Tiger Woods aveva in tasca idrocodone e gli occhi vitrei: il rapporto della polizia dopo l’incidente

È trapelato il rapporto degli agenti di polizia intervenuti sul luogo dell'incidente stradale provocato da Tiger Woods. Nella circostanza il golfista ha avuto una condotta che lo ha portato all'arresto con l'accusa di DUI, acronimo di "driving under the influence", ovvero "guida in stato di ebbrezza" o più propriamente sotto l'influenza di sostanze non meglio precisate.
Non alcol, visto che il test dell'etilometro è risultato negativo, ma la polizia ha comunque proceduto al fermo (durato 8 ore) dopo aver constatato robusti indizi dell'assunzione di altre sostanze, pur non dimostrata, visto che il 50enne campione di golf si è rifiutato di sottoporsi all'analisi delle urine.
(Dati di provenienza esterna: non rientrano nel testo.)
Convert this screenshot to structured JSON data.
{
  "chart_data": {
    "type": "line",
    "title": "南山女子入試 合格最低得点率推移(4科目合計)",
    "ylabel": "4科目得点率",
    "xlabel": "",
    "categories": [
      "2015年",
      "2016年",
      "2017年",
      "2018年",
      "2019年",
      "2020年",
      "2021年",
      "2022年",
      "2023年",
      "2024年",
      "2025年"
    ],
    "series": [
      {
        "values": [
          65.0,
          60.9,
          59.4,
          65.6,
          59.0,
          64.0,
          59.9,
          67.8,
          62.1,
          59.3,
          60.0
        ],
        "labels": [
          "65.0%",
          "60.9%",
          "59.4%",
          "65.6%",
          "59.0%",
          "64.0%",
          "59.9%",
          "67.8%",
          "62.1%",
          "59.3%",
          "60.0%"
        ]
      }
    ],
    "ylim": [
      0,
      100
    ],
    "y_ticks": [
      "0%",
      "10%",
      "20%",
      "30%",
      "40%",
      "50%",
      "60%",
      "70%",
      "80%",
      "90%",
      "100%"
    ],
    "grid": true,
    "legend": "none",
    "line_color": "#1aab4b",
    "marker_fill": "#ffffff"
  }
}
L'incidente stradale di Tiger Woods: il campione di golf ha perso il controllo della sua auto
Venerdì scorso, intorno alle ore 14 locali, Woods stava guidando una Land Rover a velocità elevata – a Jupiter Island, in Florida, vicino a casa sua – quando ha provato a sorpassare un camioncino con rimorchio che stava rallentando per girare in un vialetto. A quel punto ha perso il controllo del proprio veicolo, colpendo il retro del rimorchio. La macchina ha slittato sulla strada e si è ribaltata su un fianco. Nessuno è rimasto ferito, né lui né l'altro guidatore. Tiger è uscito da solo dal lato passeggero, poi – di fronte agli agenti intervenuti sul luogo – ha mostrato evidenti segni di alterazione.
Come detto, il test alcolemico ha dato esito negativo, mentre il plurivincitore di tornei major (15 in carriera, secondo nella storia solo a Jack Nicklaus con 18) ha rifiutato l'esame delle urine per droghe. E tuttavia dal rapporto di polizia si capisce perché gli agenti hanno comunque deciso di arrestarlo, accusandolo di due reati: oltre alla guida in stato di ebbrezza, anche danni a proprietà.
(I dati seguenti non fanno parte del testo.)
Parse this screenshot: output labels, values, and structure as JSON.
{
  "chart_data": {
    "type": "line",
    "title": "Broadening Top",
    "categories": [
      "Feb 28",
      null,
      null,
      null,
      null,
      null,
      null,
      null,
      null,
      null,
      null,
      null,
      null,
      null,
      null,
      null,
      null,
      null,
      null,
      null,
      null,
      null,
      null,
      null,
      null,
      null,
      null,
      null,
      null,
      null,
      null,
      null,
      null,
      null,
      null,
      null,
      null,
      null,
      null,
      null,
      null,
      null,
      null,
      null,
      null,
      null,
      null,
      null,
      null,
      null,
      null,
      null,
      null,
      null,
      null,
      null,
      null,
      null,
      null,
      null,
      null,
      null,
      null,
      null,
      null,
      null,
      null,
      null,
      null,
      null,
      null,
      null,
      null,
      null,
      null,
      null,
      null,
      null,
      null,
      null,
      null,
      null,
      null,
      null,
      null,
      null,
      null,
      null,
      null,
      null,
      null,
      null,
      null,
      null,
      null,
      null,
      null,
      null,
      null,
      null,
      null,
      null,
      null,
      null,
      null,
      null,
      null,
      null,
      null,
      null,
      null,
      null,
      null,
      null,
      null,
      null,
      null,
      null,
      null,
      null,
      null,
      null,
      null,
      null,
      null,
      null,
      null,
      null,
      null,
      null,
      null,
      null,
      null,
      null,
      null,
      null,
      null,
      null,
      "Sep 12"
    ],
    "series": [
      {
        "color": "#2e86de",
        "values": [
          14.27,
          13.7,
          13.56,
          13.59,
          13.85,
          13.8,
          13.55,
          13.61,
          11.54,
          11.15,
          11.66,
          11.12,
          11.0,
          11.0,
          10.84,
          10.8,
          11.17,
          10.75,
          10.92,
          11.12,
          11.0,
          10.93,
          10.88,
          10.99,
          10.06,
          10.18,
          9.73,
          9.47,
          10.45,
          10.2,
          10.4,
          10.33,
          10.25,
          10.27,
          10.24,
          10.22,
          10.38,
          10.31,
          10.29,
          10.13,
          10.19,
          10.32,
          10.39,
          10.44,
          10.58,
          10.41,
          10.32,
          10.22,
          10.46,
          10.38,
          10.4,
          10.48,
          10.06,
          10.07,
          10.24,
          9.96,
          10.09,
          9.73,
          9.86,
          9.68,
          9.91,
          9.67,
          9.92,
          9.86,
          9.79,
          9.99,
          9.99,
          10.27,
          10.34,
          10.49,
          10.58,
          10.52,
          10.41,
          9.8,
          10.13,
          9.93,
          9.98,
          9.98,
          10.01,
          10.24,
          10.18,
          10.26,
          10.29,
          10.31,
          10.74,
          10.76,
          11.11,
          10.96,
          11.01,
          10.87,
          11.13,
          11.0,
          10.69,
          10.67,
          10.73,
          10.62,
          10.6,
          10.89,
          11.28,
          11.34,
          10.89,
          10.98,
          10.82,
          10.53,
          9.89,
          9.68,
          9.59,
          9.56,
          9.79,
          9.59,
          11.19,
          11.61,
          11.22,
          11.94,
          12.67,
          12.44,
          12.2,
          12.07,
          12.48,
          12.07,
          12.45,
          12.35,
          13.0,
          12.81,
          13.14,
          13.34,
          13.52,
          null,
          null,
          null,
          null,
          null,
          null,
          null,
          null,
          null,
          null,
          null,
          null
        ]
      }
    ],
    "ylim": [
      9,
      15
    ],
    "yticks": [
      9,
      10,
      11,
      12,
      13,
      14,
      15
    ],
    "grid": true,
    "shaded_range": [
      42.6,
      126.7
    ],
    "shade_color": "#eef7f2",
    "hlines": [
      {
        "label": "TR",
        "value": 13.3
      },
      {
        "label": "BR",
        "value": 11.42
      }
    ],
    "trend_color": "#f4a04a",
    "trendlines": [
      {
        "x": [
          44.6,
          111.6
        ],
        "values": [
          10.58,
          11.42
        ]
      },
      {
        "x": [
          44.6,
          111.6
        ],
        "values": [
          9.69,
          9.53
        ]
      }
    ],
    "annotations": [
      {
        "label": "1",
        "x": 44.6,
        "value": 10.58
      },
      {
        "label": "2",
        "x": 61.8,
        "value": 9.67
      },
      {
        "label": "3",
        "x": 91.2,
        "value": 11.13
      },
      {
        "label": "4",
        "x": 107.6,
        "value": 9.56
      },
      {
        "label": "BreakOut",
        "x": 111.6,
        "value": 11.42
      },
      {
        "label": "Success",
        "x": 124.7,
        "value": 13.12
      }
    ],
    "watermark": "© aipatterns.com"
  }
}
Il rapporto della polizia intervenuta: occhi vitrei, pupille dilatate e in tasca pillole di un oppioide
Secondo la dichiarazione giurata diffusa martedì, gli agenti hanno notato – dopo che il golfista si è tolto gli occhiali da sole – che i suoi occhi erano "iniettati di sangue e vitrei", nonché che le sue pupille erano "estremamente dilatate". Inoltre Woods sudava copiosamente mentre lo portavano alla prigione della contea, nonostante "fosse seduto sul sedile posteriore di un veicolo in cui circolava aria condizionata". E ancora, i suoi movimenti apparivano "letargici e lenti".
In aggiunta a tutto questo, gli agenti hanno perquisito Woods e trovato nella tasca sinistra dei suoi pantaloni due pillole bianche con la scritta "M367", che si sono rivelate essere idrocodone, un oppioide soggetto a prescrizione medica. Gli è stato dunque chiesto se assumesse farmaci su prescrizione e – secondo il rapporto – ha risposto: "Ne prendo qualcuno".

La spiegazione di Tiger Woods agli agenti
Quando gli è stato chiesto di ricostruire l'incidente, il campione di golf ha dichiarato di essere stato distratto dal cellulare e dal cambio di stazione radio, e di non essersi accorto che l'auto che lo precedeva aveva rallentato, finché non è stato troppo tardi. La collisione fortunatamente non ha avuto altre conseguenze che danni per 5000 dollari al camion.
"Ho chiesto a Woods se avesse assunto sostanze illegali e lui ha risposto di no", recita ancora un passaggio del rapporto con le dichiarazioni degli agenti. Fatto sta che dopo il rilascio su cauzione, Tiger dovrà comparire in tribunale entro venerdì 17 aprile. Non è peraltro il primo incidente stradale per il golfista californiano. Il più grave resta quello del febbraio 2021, quando si ribaltò a forte velocità procurandosi fratture multiple alla gamba destra. In quel caso rischiò addirittura l'amputazione.